Io -è noto- reputo il relativismo una disgrazia per l'umanità (più o meno come la trap, anche se più incisivo, e del resto quella è figlia di quello); e però, in certi casi, riconosco la necessità che gli "accessori", i giocattoli, che usiamo, siano adatti alla personalità di ciascuno; e a chi critica la mia Blackie rispondo sempre capovolgendo l'argomento: "Eh, ma va piano!" "Perché, tu vai sempre in autostrada?", e così via. Mi piace -lo confesso- mettere in crisi le certezze di chi crede che la "sua" moto sia "il massimo" perché va più veloce, perché è ipertecnologica, perché ce l'hanno tutti, perché questo e perché quello: certo, il rischio che il mio disprezzo (non per le moto, ma per le apodittiche certezze del proprietario) non sia percepito, c'è. Ma se uno è un caso disperato, non può guarirlo neanche una Bullet.
Noi royalisti, noi Royals, siamo gli ultimi Cavalieri della Libertà: la libertà di andare in moto senza condizionamenti imposti dalle mode, dal mercato, dalla tecnologia, dalla stupidità, a volte perfino dalle norme.
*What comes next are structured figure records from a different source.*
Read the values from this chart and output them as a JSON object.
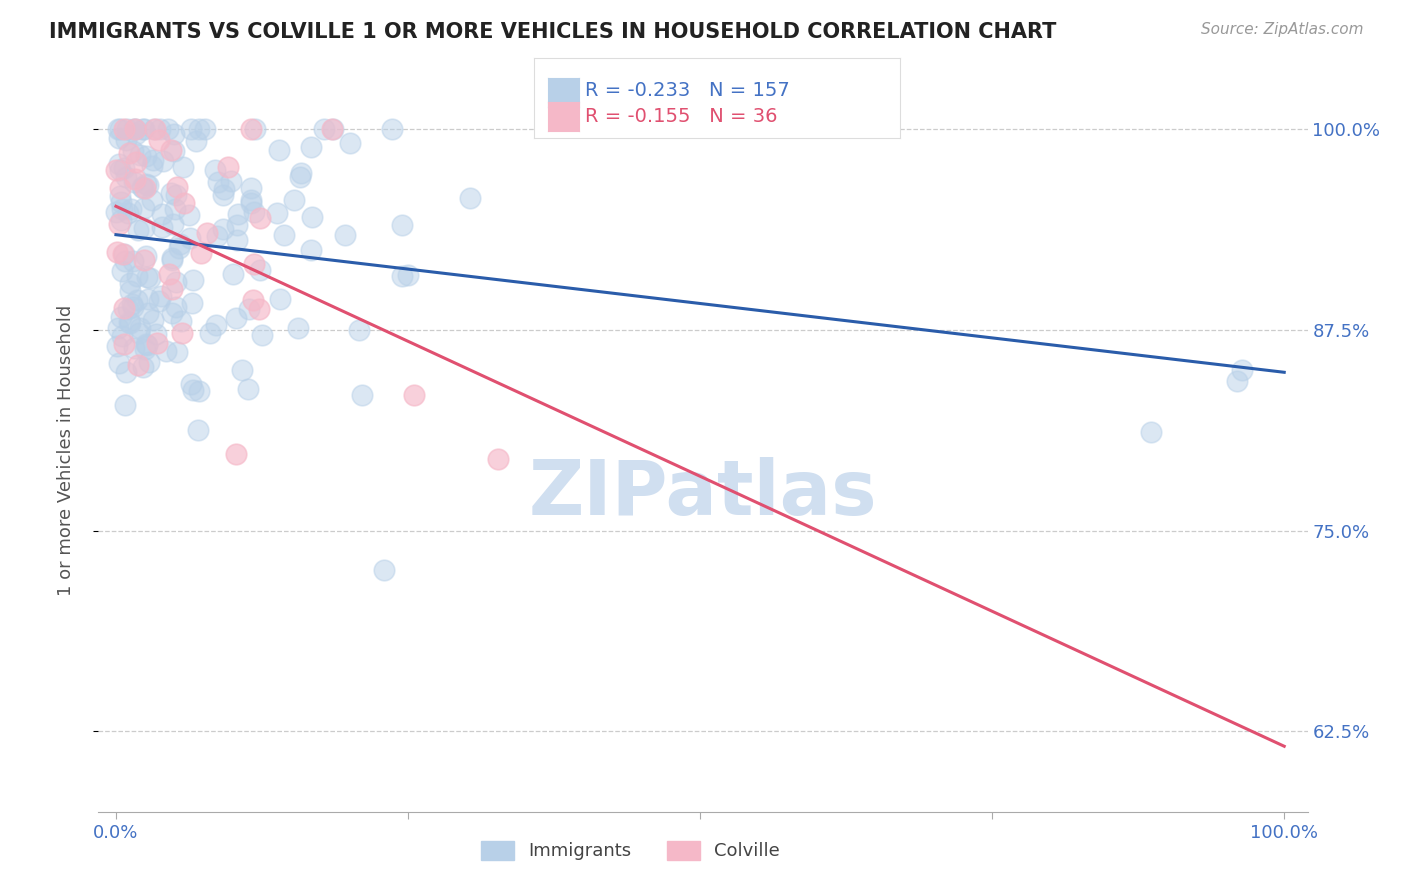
{
  "title": "IMMIGRANTS VS COLVILLE 1 OR MORE VEHICLES IN HOUSEHOLD CORRELATION CHART",
  "source": "Source: ZipAtlas.com",
  "ylabel": "1 or more Vehicles in Household",
  "legend_r_blue": "-0.233",
  "legend_n_blue": "157",
  "legend_r_pink": "-0.155",
  "legend_n_pink": "36",
  "blue_scatter_color": "#b8d0e8",
  "pink_scatter_color": "#f5b8c8",
  "line_blue_color": "#2a5caa",
  "line_pink_color": "#e05070",
  "tick_color": "#4472c4",
  "ylabel_color": "#555555",
  "title_color": "#222222",
  "source_color": "#999999",
  "watermark_color": "#d0dff0",
  "grid_color": "#cccccc",
  "bg_color": "#ffffff"
}
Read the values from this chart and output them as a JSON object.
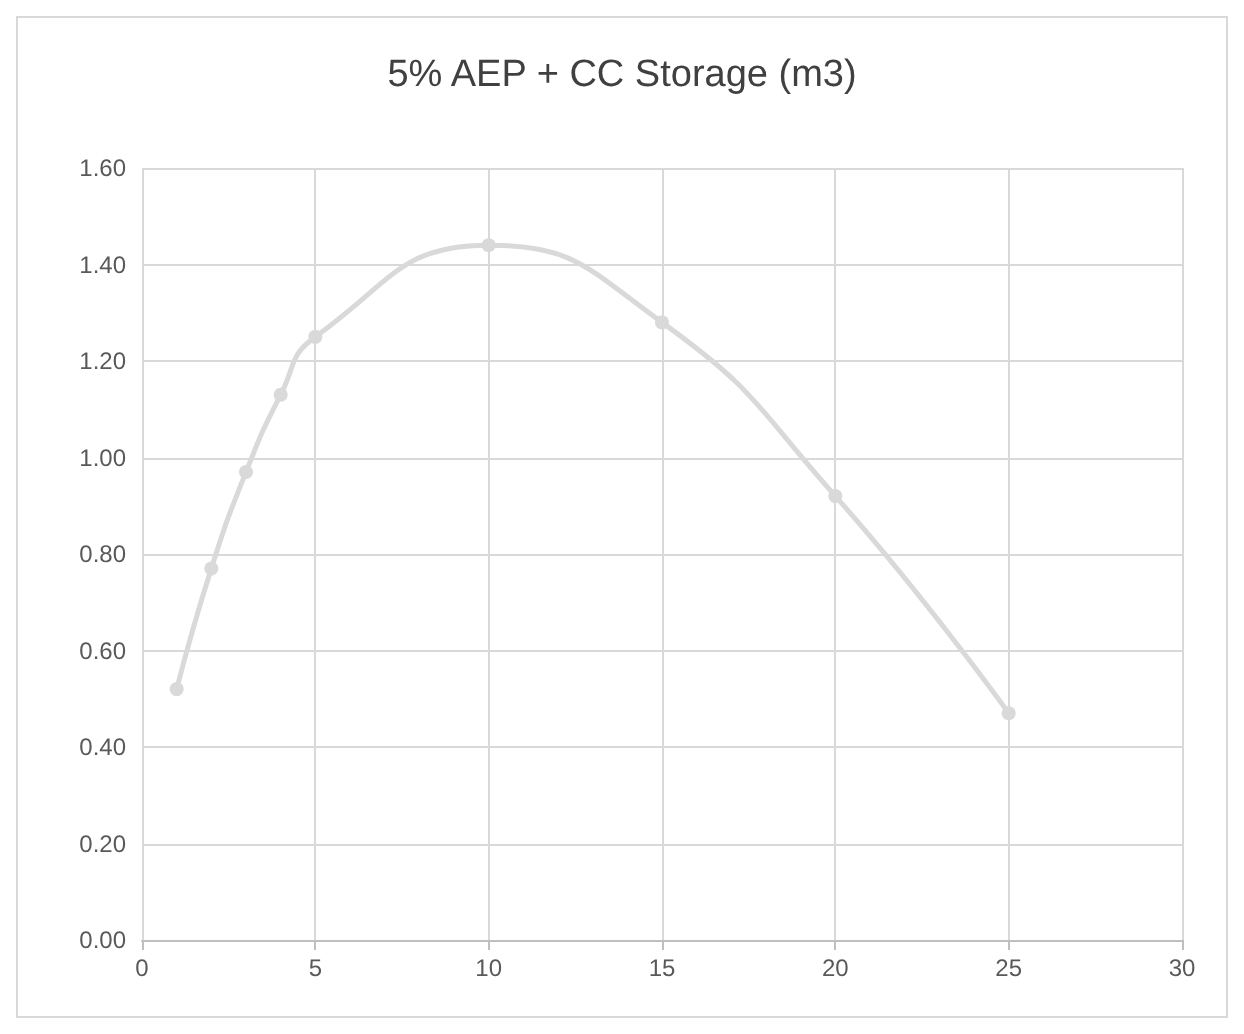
{
  "chart_data": {
    "type": "line",
    "title": "5% AEP + CC Storage (m3)",
    "x": [
      1,
      2,
      3,
      4,
      5,
      10,
      15,
      20,
      25
    ],
    "series": [
      {
        "color": "#d9d9d9",
        "values": [
          0.52,
          0.77,
          0.97,
          1.13,
          1.25,
          1.44,
          1.28,
          0.92,
          0.47
        ]
      }
    ],
    "xlim": [
      0,
      30
    ],
    "xticks": [
      0,
      5,
      10,
      15,
      20,
      25,
      30
    ],
    "ylim": [
      0,
      1.6
    ],
    "yticks": [
      {
        "value": 0,
        "label": "0.00"
      },
      {
        "value": 0.2,
        "label": "0.20"
      },
      {
        "value": 0.4,
        "label": "0.40"
      },
      {
        "value": 0.6,
        "label": "0.60"
      },
      {
        "value": 0.8,
        "label": "0.80"
      },
      {
        "value": 1,
        "label": "1.00"
      },
      {
        "value": 1.2,
        "label": "1.20"
      },
      {
        "value": 1.4,
        "label": "1.40"
      },
      {
        "value": 1.6,
        "label": "1.60"
      }
    ],
    "grid": true,
    "marker": "circle",
    "line_style": "solid"
  }
}
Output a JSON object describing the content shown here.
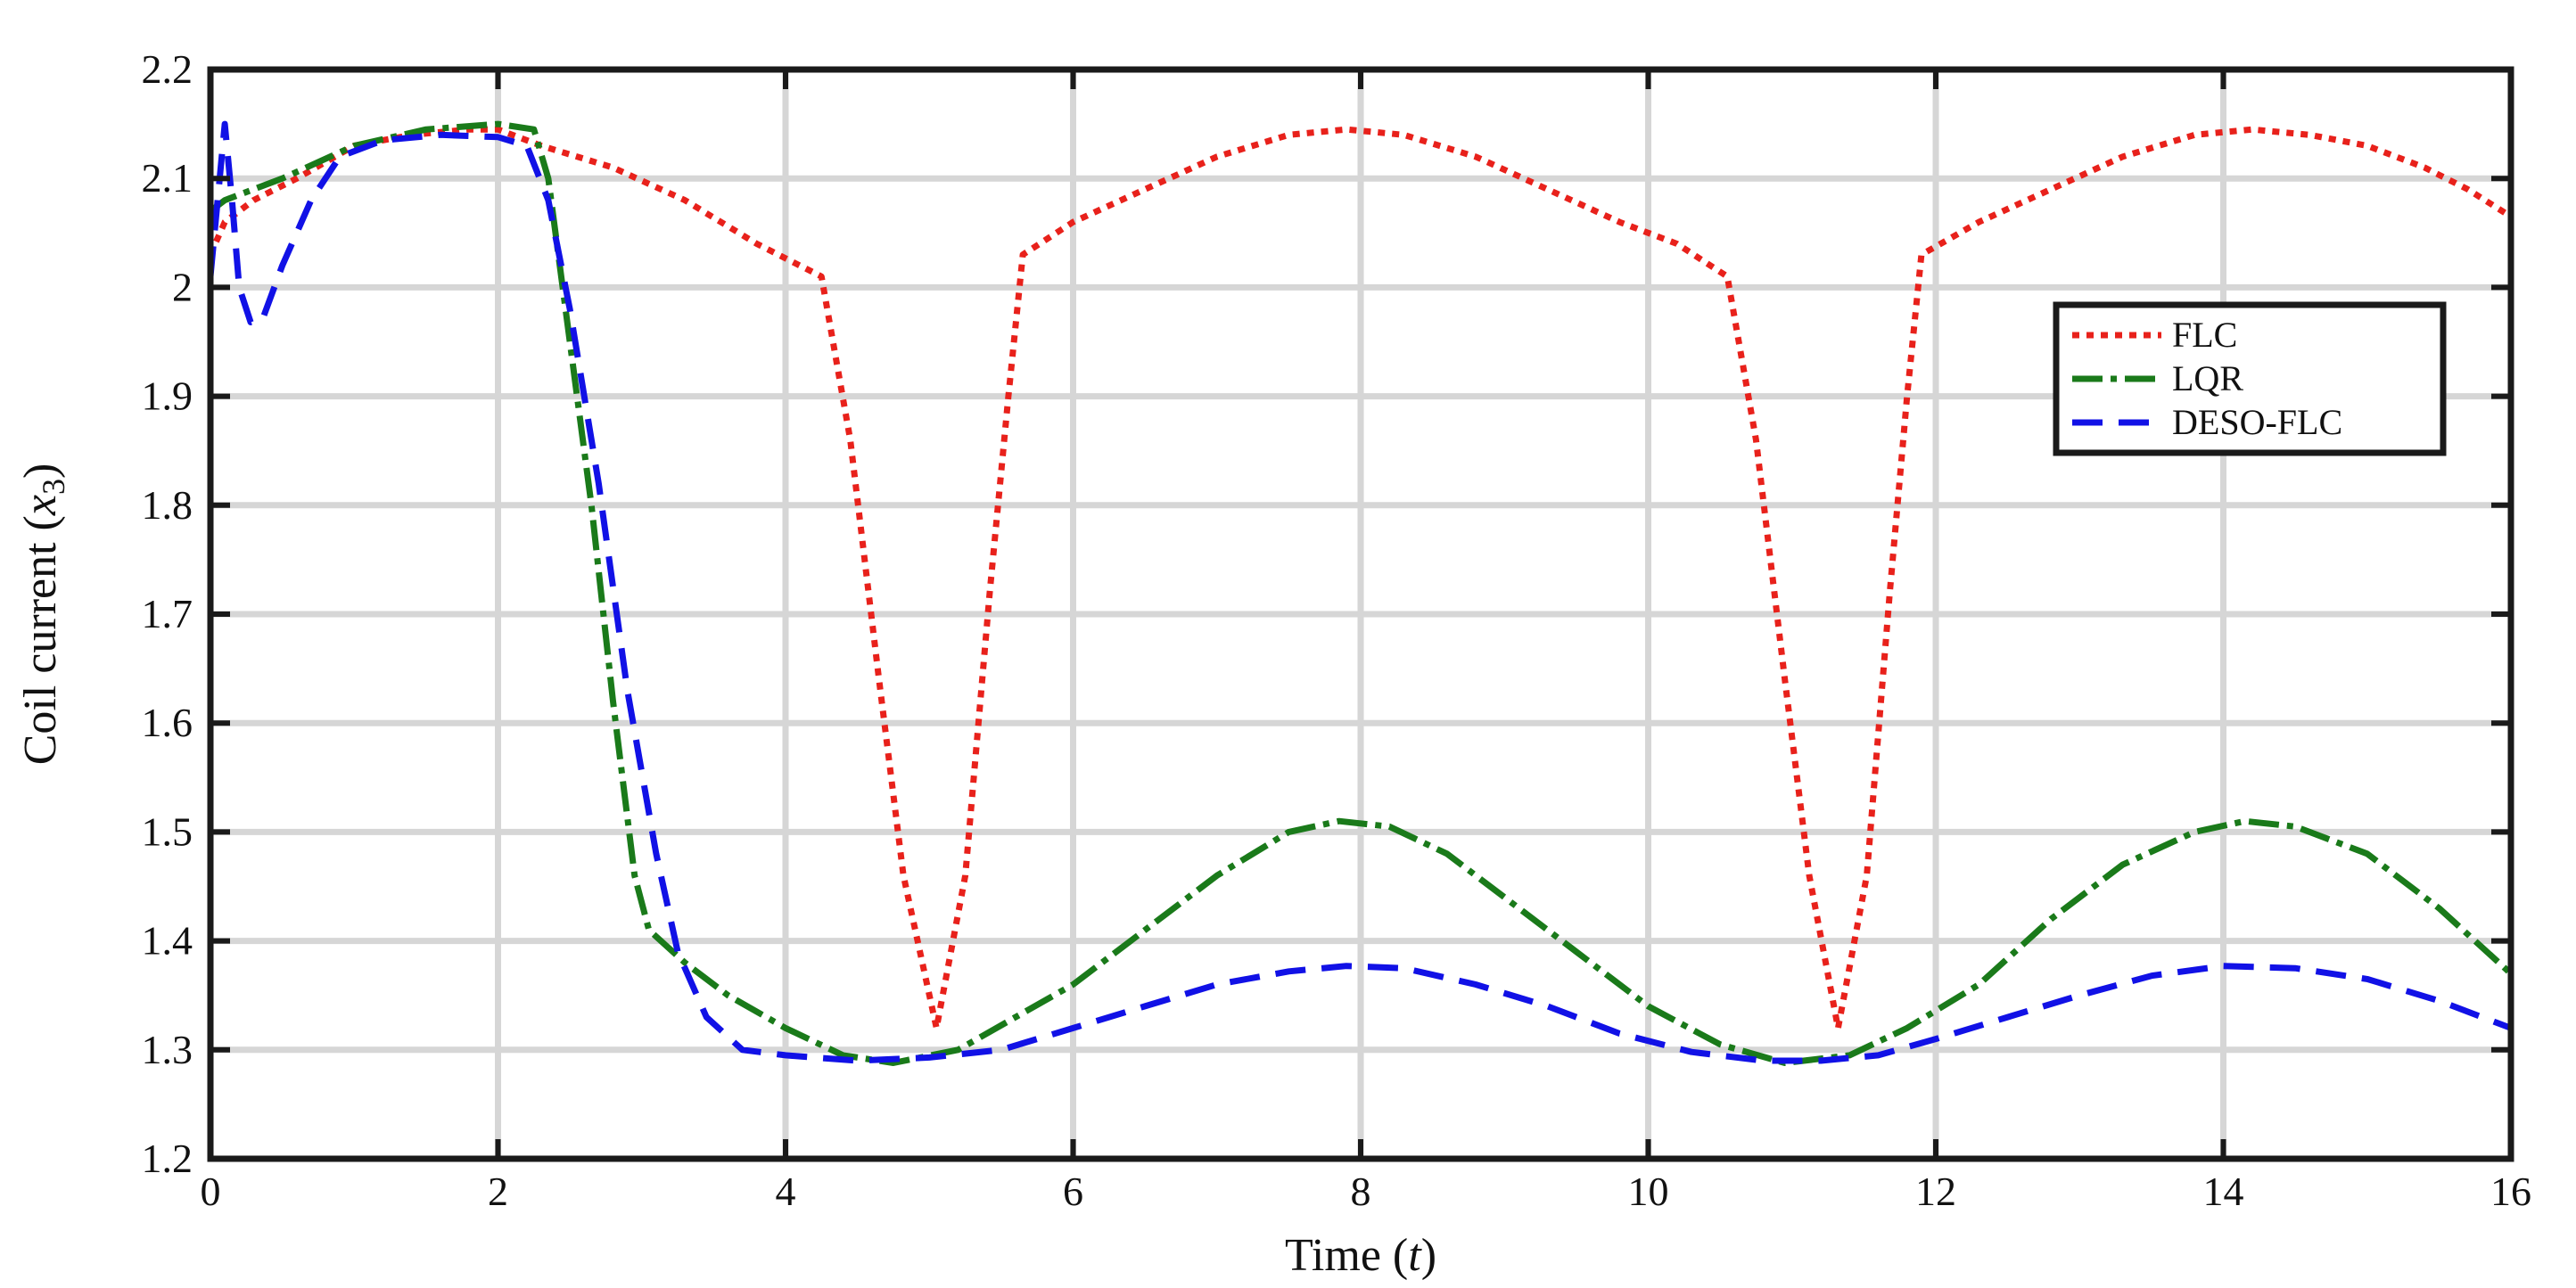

La libertà di "andare piano" in un mondo che vuole solo correre, la libertà di viaggiare in un mondo in cui conta solo la meta. La libertà, soprattutto, di essere consapevoli che la perfezione, nel mondo, non esiste (a meno che non abbiate come riferimento Scarlett Johansson a 25 anni, ma è un caso unico), e che quindi anche noi possiamo concederci di non essere perfetti senza sentirci in colpa. Ma vaglielo a spiegare, a uno col Tmax...
mr-r
SatyajitRay wrote [...] più di una persona mi ha chiesto: "Ma tu sei arrivato dall'Italia con quella?" [...]
Ho fatto il viaggio di nozze con la mia Classic Chrome. Circa 3.000 km in 15 giorni tra Francia a Spagna.
A Cadaqués (uno spettacolare paesino della costa Brava) il gestore di un ristorante, motociclista anche lui, non ci credeva che fossimo arrivati da Milano in moto. E' stato così gentile da offrirmi tutta l'assistenza possibile nel caso avessi guasti meccanici (nel frattempo mi toccavo i gemelli di famiglia).
Ad un area di servizio in autostrada (purtroppo ogni tanto tocca prenderla) nei pressi di Montpellier un motociclista francese su BMW K16000 è rimasto imbambolato 10 secondi quando gli ho raccontato il giro che abbiamo fatto.
Poi è vero che, se uno vuole, si fa tutto con tutto, ma è anche inutile nascondersi dietro un dito: 3.000 km su una granturismo sarebbero stati un viaggio molto più comodo che su una Royal Enfield. Forse con meno gusto, ma sicuramente più comodo.